Confident and astonishingly courageous from a young age, he told his parents and family that he was gay when he was just 10-years-old. He grew up in the “coloured” community and was always a force for the resistance. As a kid, Achmat gained special permission to use the whites-only library for reading, but he was still prohibited from using its restrooms. As an active member of the illegal African National Congress, he was jailed many times before apartheid ended and the ANC’s Nelson Mandela was elected president in 1994, and in 1996, South Africa had become the first nation whose Bill of Rights bans discrimination based on sexual orientation.
When faced with the inadequate education apartheid offered to children of color, Achmat took a stand. Many children dream about burning down their schools; Achmat actually did it during the 1976 Soweto uprising against apartheid education. He was just 14, and that was just the opening act of his activism which led him to be well acquainted with apartheid’s prison cells.
Education is the key to human dignity and freedom. It is the key for living in the world – the social property that has been accumulated through generations. That’s why he responded with such vehemence when faced with an education system that discriminated based on race.
An eloquent, dynamic speaker, never been shy of a fight, Achmat always rises when facing injustice. For the African National Congress in the 1980s, he worked underground, setting up youth resistance groups. All the while, he was also active in movements promoting equality for LGBTQ people.
Achmat was one of 44 TAC activists arrested in 2006 for occupying provincial government offices in Cape Town as a protest that called for the Health Minister and Correctional Services Minister to be charged with culpable homicide for the death of an HIV-positive inmate at Westville Prison in Durban.

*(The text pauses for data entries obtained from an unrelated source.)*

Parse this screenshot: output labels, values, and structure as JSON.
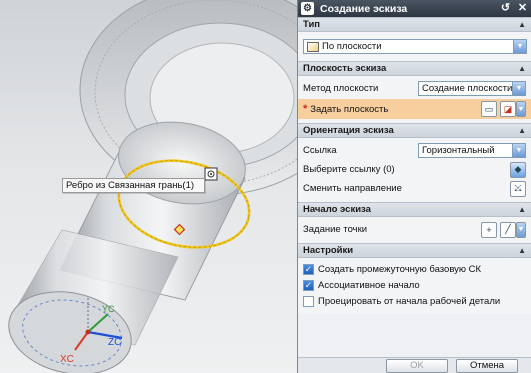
{
  "viewport": {
    "tooltip": "Ребро из Связанная грань(1)",
    "axes": {
      "x": "XC",
      "y": "YC",
      "z": "ZC"
    },
    "colors": {
      "edge": "#f0c419",
      "x_axis": "#d93a2a",
      "y_axis": "#2f9a3a",
      "z_axis": "#1f4fd8"
    }
  },
  "dialog": {
    "title": "Создание эскиза",
    "sections": {
      "type": {
        "header": "Тип",
        "value": "По плоскости"
      },
      "plane": {
        "header": "Плоскость эскиза",
        "method_label": "Метод плоскости",
        "method_value": "Создание плоскости",
        "specify_label": "Задать плоскость",
        "required_mark": "*"
      },
      "orientation": {
        "header": "Ориентация эскиза",
        "reference_label": "Ссылка",
        "reference_value": "Горизонтальный",
        "select_ref_label": "Выберите ссылку (0)",
        "reverse_label": "Сменить направление"
      },
      "origin": {
        "header": "Начало эскиза",
        "point_label": "Задание точки"
      },
      "settings": {
        "header": "Настройки",
        "options": [
          {
            "label": "Создать промежуточную базовую СК",
            "checked": true
          },
          {
            "label": "Ассоциативное начало",
            "checked": true
          },
          {
            "label": "Проецировать от начала рабочей детали",
            "checked": false
          }
        ]
      }
    },
    "buttons": {
      "ok": "OK",
      "cancel": "Отмена"
    },
    "colors": {
      "titlebar": "#2e3742",
      "highlight": "#f7cf9f",
      "accent": "#1f5fbf"
    }
  }
}
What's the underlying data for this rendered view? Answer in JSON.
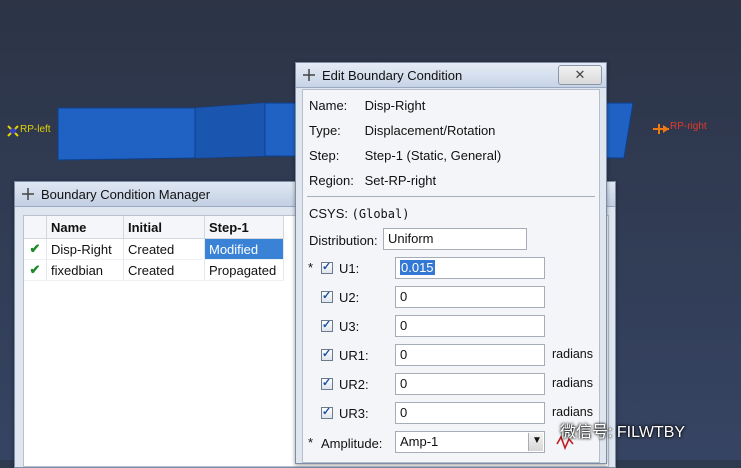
{
  "viewport": {
    "rp_left_label": "RP-left",
    "rp_right_label": "RP-right"
  },
  "manager": {
    "title": "Boundary Condition Manager",
    "columns": [
      "Name",
      "Initial",
      "Step-1"
    ],
    "rows": [
      {
        "name": "Disp-Right",
        "initial": "Created",
        "step1": "Modified"
      },
      {
        "name": "fixedbian",
        "initial": "Created",
        "step1": "Propagated"
      }
    ]
  },
  "edit": {
    "title": "Edit Boundary Condition",
    "name_label": "Name:",
    "name_value": "Disp-Right",
    "type_label": "Type:",
    "type_value": "Displacement/Rotation",
    "step_label": "Step:",
    "step_value": "Step-1 (Static, General)",
    "region_label": "Region:",
    "region_value": "Set-RP-right",
    "csys_label": "CSYS:",
    "csys_value": "(Global)",
    "distribution_label": "Distribution:",
    "distribution_value": "Uniform",
    "required_mark": "*",
    "u1_label": "U1:",
    "u1_value": "0.015",
    "u2_label": "U2:",
    "u2_value": "0",
    "u3_label": "U3:",
    "u3_value": "0",
    "ur1_label": "UR1:",
    "ur1_value": "0",
    "ur2_label": "UR2:",
    "ur2_value": "0",
    "ur3_label": "UR3:",
    "ur3_value": "0",
    "radians": "radians",
    "amplitude_label": "Amplitude:",
    "amplitude_value": "Amp-1"
  },
  "watermark": "微信号: FILWTBY",
  "colors": {
    "part": "#1f62c4",
    "selection": "#3a82d6",
    "check": "#1f8a2a"
  }
}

The protesters were charged with trespassing and ordered to appear before court. He was one of 15 plaintiffs in a case against the Departments of Health and Correctional Services, suing to be provided access to anti-retroviral drugs. The court ordered the government to provide the drugs immediately.
Achmat had a history with Mandela, they were seen together in public on several occasions. On the meaning that Mandela has for South Africa, he writes:
I think Mandela’s greatest contribution to South Africa and to people of my generation was his HIV contribution. He made people who were very angry realize that if you remain angry with someone because of what they’re doing towards you, you harm only yourself.
Mandela asked Achmat to take his medicine in 2002, but Achmat refused until the government announced that it would begin the roll-out. Achmat:
I was happy, but I became depressed for three months because I had thought I was going to die and suddenly I had to plan for a life.
Today, he continues to fight for the marginalized, working with the Social Justice Coalition, which he co-founded in 2008. The SJC works to secure access to clean water and sanitation for residents of informal settlements. He is also involved with organizations targeting injustice and inequality in schools. Underneath his mild manner is an absolute conviction in his beliefs, and a deep intolerance for injustice.
It would be understandable if Achmat had decided to take a step back following the success of his fight to get affordable HIV medication distributed across the country; his actions saved millions of lives. Yet, he still works to improve the lives of the people who need it the most. His impact on South Africa represents one of the most significant contributions by any individual in the history of the country, and he is still going. He currently serves as co-director of Ndifuna Ukwazi (Dare to Know), an organization which helps to build and support organisations and leaders of social justice issues.